The paper tackles the problem of verifying privacy guarantees in quantum machine learning models by introducing the first black-box auditing framework based on Lifted Quantum Differential Privacy, which uses quantum canaries to detect memorization and quantify privacy leakage during training with comprehensive evaluations on simulated and physical quantum hardware.

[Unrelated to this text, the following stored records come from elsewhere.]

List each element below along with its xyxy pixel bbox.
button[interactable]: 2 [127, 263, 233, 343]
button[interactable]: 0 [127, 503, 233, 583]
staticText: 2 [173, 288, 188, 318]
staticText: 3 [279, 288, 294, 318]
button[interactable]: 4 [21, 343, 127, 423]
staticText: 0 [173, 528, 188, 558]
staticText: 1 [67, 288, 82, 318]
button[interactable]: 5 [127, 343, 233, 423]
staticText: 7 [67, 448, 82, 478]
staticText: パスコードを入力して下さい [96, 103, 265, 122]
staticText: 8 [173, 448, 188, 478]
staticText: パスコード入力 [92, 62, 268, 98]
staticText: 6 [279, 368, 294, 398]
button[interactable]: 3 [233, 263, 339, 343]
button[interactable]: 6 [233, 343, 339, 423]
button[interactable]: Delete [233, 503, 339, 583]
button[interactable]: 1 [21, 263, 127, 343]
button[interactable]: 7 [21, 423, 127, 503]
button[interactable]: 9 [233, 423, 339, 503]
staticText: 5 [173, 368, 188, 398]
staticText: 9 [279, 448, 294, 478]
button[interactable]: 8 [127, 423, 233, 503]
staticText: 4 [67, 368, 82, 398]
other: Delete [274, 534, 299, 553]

Quantum machine learning (QML) promises significant computational advantages, yet models trained on sensitive data risk memorizing individual records, creating serious privacy vulnerabilities. While Quantum Differential Privacy (QDP) mechanisms provide theoretical worst-case guarantees, they critically lack empirical verification tools for deployed models. We introduce the first black-box privacy auditing framework for QML based on Lifted Quantum Differential Privacy, leveraging quantum canaries (strategically offset-encoded quantum states) to detect memorization and precisely quantify privacy leakage during training. Our framework establishes a rigorous mathematical connection between canary offset and trace distance bounds, deriving empirical lower bounds on privacy budget consumption that bridge the critical gap between theoretical guarantees and practical privacy verification. Comprehensive evaluations across both simulated and physical quantum hardware demonstrate our framework's effectiveness in measuring actual privacy loss in QML models, enabling robust privacy verification in QML systems.